In this claim for possession, the two defendant tenants had constructed a chalet on a plot, which they leased on a naturist resort from S Ltd.  In 1992 the tenants were granted a yearly tenancy of the chalet and subsequently occupied the same as their home.  S Ltd served a six-month notice to quit on the tenants, who contended they were assured tenants and so their tenancy ought to be determined in accordance with the Housing Act 1988.  At first instance, the judge found that a house which could not be moved except by being dismantled must have been intended to form part of the realty.  Further, the parties’ belief that the tenant owned the building could not control the operation of the law and the chalet must have been let as a dwelling, subject to an assured tenancy.

The Court of Appeal dismissed S Ltd’s appeal, and held that it had plainly been open to the judge to find that the chalet had become part of the land.  The tenants occupied the chalet as their home, and it could not be moved without being dismantled.  It was irrelevant that both the freeholder and tenants believed that the building belonged to the tenants.  If the chalet was part of the land, it following that it was automatically demised to the tenants under the tenancy of the plat granted in 1992.  As the letting was of a separate dwelling the tenancy was an assured tenancy.

 

Transfer of tenancies, Part IV of Family Law Act 1996

Guerroudj v Rymarczyk [2015] EWCA Civ 743

The parties to this action were former partners, who had entered into a joint tenancy of a council-owned flat.  One of the principal reasons for being granted the tenancy was Mr Guerroudj’s back condition.
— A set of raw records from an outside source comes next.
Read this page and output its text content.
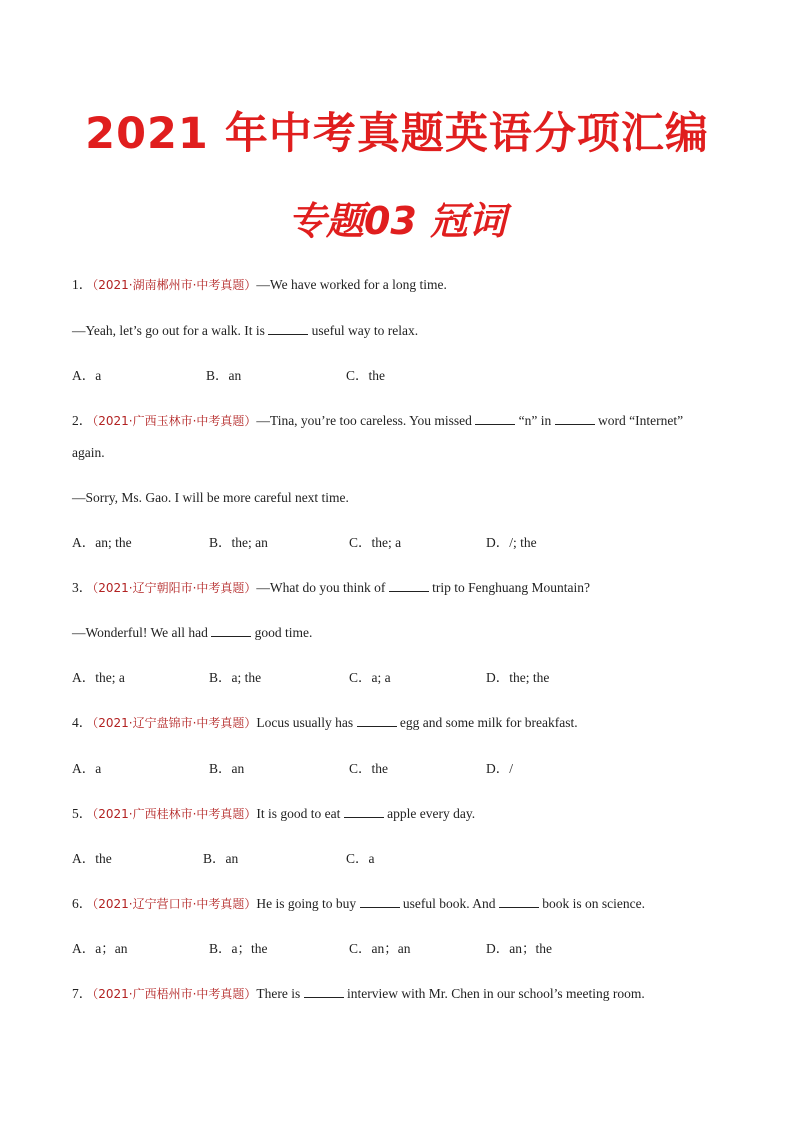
2021 年中考真题英语分项汇编
专题03 冠词
1．（2021·湖南郴州市·中考真题）—We have worked for a long time.
—Yeah, let’s go out for a walk. It is	useful way to relax.
A．a	B．an	C．the
2．（2021·广西玉林市·中考真题）—Tina, you’re too careless. You missed	“n” in	word “Internet”
again.
—Sorry, Ms. Gao. I will be more careful next time.
A．an; the	B．the; an	C．the; a	D．/; the
3．（2021·辽宁朝阳市·中考真题）—What do you think of	trip to Fenghuang Mountain?
—Wonderful! We all had	good time.
A．the; a	B．a; the	C．a; a	D．the; the
4．（2021·辽宁盘锦市·中考真题）Locus usually has	egg and some milk for breakfast.
A．a	B．an	C．the	D．/
5．（2021·广西桂林市·中考真题）It is good to eat	apple every day.
A．the	B．an	C．a
6．（2021·辽宁营口市·中考真题）He is going to buy	useful book. And	book is on science.
A．a；an	B．a；the	C．an；an	D．an；the
7．（2021·广西梧州市·中考真题）There is	interview with Mr. Chen in our school’s meeting room.
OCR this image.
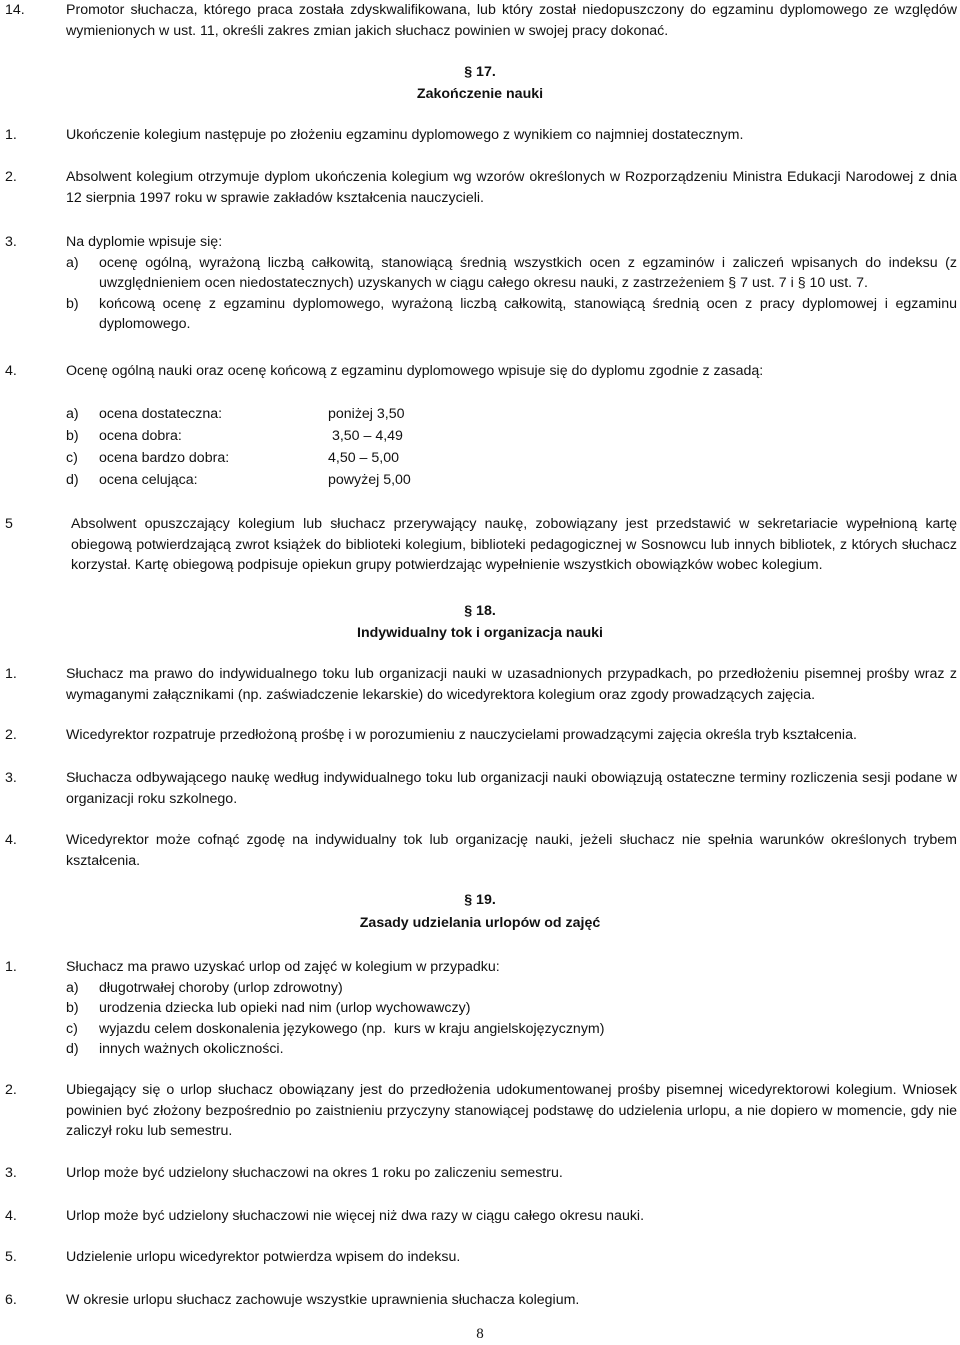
14.	Promotor słuchacza, którego praca została zdyskwalifikowana, lub który został niedopuszczony do egzaminu dyplomowego ze względów wymienionych w ust. 11, określi zakres zmian jakich słuchacz powinien w swojej pracy dokonać.
§ 17.
Zakończenie nauki
1.	Ukończenie kolegium następuje po złożeniu egzaminu dyplomowego z wynikiem co najmniej dostatecznym.
2.	Absolwent kolegium otrzymuje dyplom ukończenia kolegium wg wzorów określonych w Rozporządzeniu Ministra Edukacji Narodowej z dnia 12 sierpnia 1997 roku w sprawie zakładów kształcenia nauczycieli.
3.	Na dyplomie wpisuje się:
a) ocenę ogólną, wyrażoną liczbą całkowitą, stanowiącą średnią wszystkich ocen z egzaminów i zaliczeń wpisanych do indeksu (z uwzględnieniem ocen niedostatecznych) uzyskanych w ciągu całego okresu nauki, z zastrzeżeniem § 7 ust. 7 i § 10 ust. 7.
b) końcową ocenę z egzaminu dyplomowego, wyrażoną liczbą całkowitą, stanowiącą średnią ocen z pracy dyplomowej i egzaminu dyplomowego.
4.	Ocenę ogólną nauki oraz ocenę końcową z egzaminu dyplomowego wpisuje się do dyplomu zgodnie z zasadą:
a) ocena dostateczna:	poniżej 3,50
b) ocena dobra:	3,50 – 4,49
c) ocena bardzo dobra:	4,50 – 5,00
d) ocena celująca:	powyżej 5,00
5	Absolwent opuszczający kolegium lub słuchacz przerywający naukę, zobowiązany jest przedstawić w sekretariacie wypełnioną kartę obiegową potwierdzającą zwrot książek do biblioteki kolegium, biblioteki pedagogicznej w Sosnowcu lub innych bibliotek, z których słuchacz korzystał. Kartę obiegową podpisuje opiekun grupy potwierdzając wypełnienie wszystkich obowiązków wobec kolegium.
§ 18.
Indywidualny tok i organizacja nauki
1.	Słuchacz ma prawo do indywidualnego toku lub organizacji nauki w uzasadnionych przypadkach, po przedłożeniu pisemnej prośby wraz z wymaganymi załącznikami (np. zaświadczenie lekarskie) do wicedyrektora kolegium oraz zgody prowadzących zajęcia.
2.	Wicedyrektor rozpatruje przedłożoną prośbę i w porozumieniu z nauczycielami prowadzącymi zajęcia określa tryb kształcenia.
3.	Słuchacza odbywającego naukę według indywidualnego toku lub organizacji nauki obowiązują ostateczne terminy rozliczenia sesji podane w organizacji roku szkolnego.
4.	Wicedyrektor może cofnąć zgodę na indywidualny tok lub organizację nauki, jeżeli słuchacz nie spełnia warunków określonych trybem kształcenia.
§ 19.
Zasady udzielania urlopów od zajęć
1.	Słuchacz ma prawo uzyskać urlop od zajęć w kolegium w przypadku:
a) długotrwałej choroby (urlop zdrowotny)
b) urodzenia dziecka lub opieki nad nim (urlop wychowawczy)
c) wyjazdu celem doskonalenia językowego (np.  kurs w kraju angielskojęzycznym)
d) innych ważnych okoliczności.
2.	Ubiegający się o urlop słuchacz obowiązany jest do przedłożenia udokumentowanej prośby pisemnej wicedyrektorowi kolegium. Wniosek powinien być złożony bezpośrednio po zaistnieniu przyczyny stanowiącej podstawę do udzielenia urlopu, a nie dopiero w momencie, gdy nie zaliczył roku lub semestru.
3.	Urlop może być udzielony słuchaczowi na okres 1 roku po zaliczeniu semestru.
4.	Urlop może być udzielony słuchaczowi nie więcej niż dwa razy w ciągu całego okresu nauki.
5.	Udzielenie urlopu wicedyrektor potwierdza wpisem do indeksu.
6.	W okresie urlopu słuchacz zachowuje wszystkie uprawnienia słuchacza kolegium.
8
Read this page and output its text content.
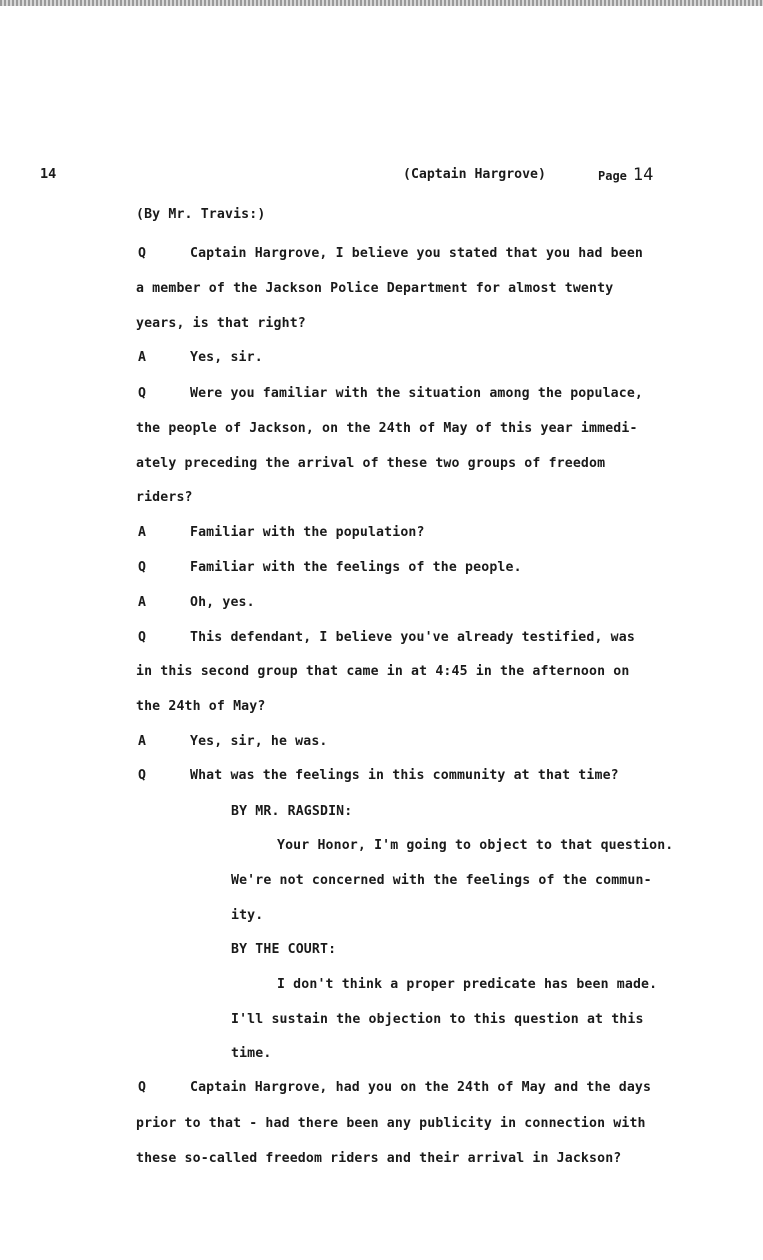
14	(Captain Hargrove)	Page 14
(By Mr. Travis:)
Q	Captain Hargrove, I believe you stated that you had been
a member of the Jackson Police Department for almost twenty
years, is that right?
A	Yes, sir.
Q	Were you familiar with the situation among the populace,
the people of Jackson, on the 24th of May of this year immedi-
ately preceding the arrival of these two groups of freedom
riders?
A	Familiar with the population?
Q	Familiar with the feelings of the people.
A	Oh, yes.
Q	This defendant, I believe you've already testified, was
in this second group that came in at 4:45 in the afternoon on
the 24th of May?
A	Yes, sir, he was.
Q	What was the feelings in this community at that time?
BY MR. RAGSDIN:
Your Honor, I'm going to object to that question.
We're not concerned with the feelings of the commun-
ity.
BY THE COURT:
I don't think a proper predicate has been made.
I'll sustain the objection to this question at this
time.
Q	Captain Hargrove, had you on the 24th of May and the days
prior to that - had there been any publicity in connection with
these so-called freedom riders and their arrival in Jackson?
However, their relationship broke down and both parties issued proceedings for a transfer of the tenancy pursuant to Part IV of the Family Law Act 1996.  Initially, the judge granted a transfer of the tenancy to Mr. Guerroudj.  It was regarded as decisive that Mr. G was in a position to compensate Ms. R for the difficulties she would face in leaving the flat.  However, at a further hearing, Ms. Rymarczyk adduced evidence to show that Mr. G would likely have “priority need” whereas Ms. R would not be able to afford private rented accommodation.  In light of such an argument from Ms. R, the judge ordered the tenancy to be transferred to her instead.  The Court of Appeal held that the judge had not erred in law by so ordering the tenancy to be transferred to Ms. R.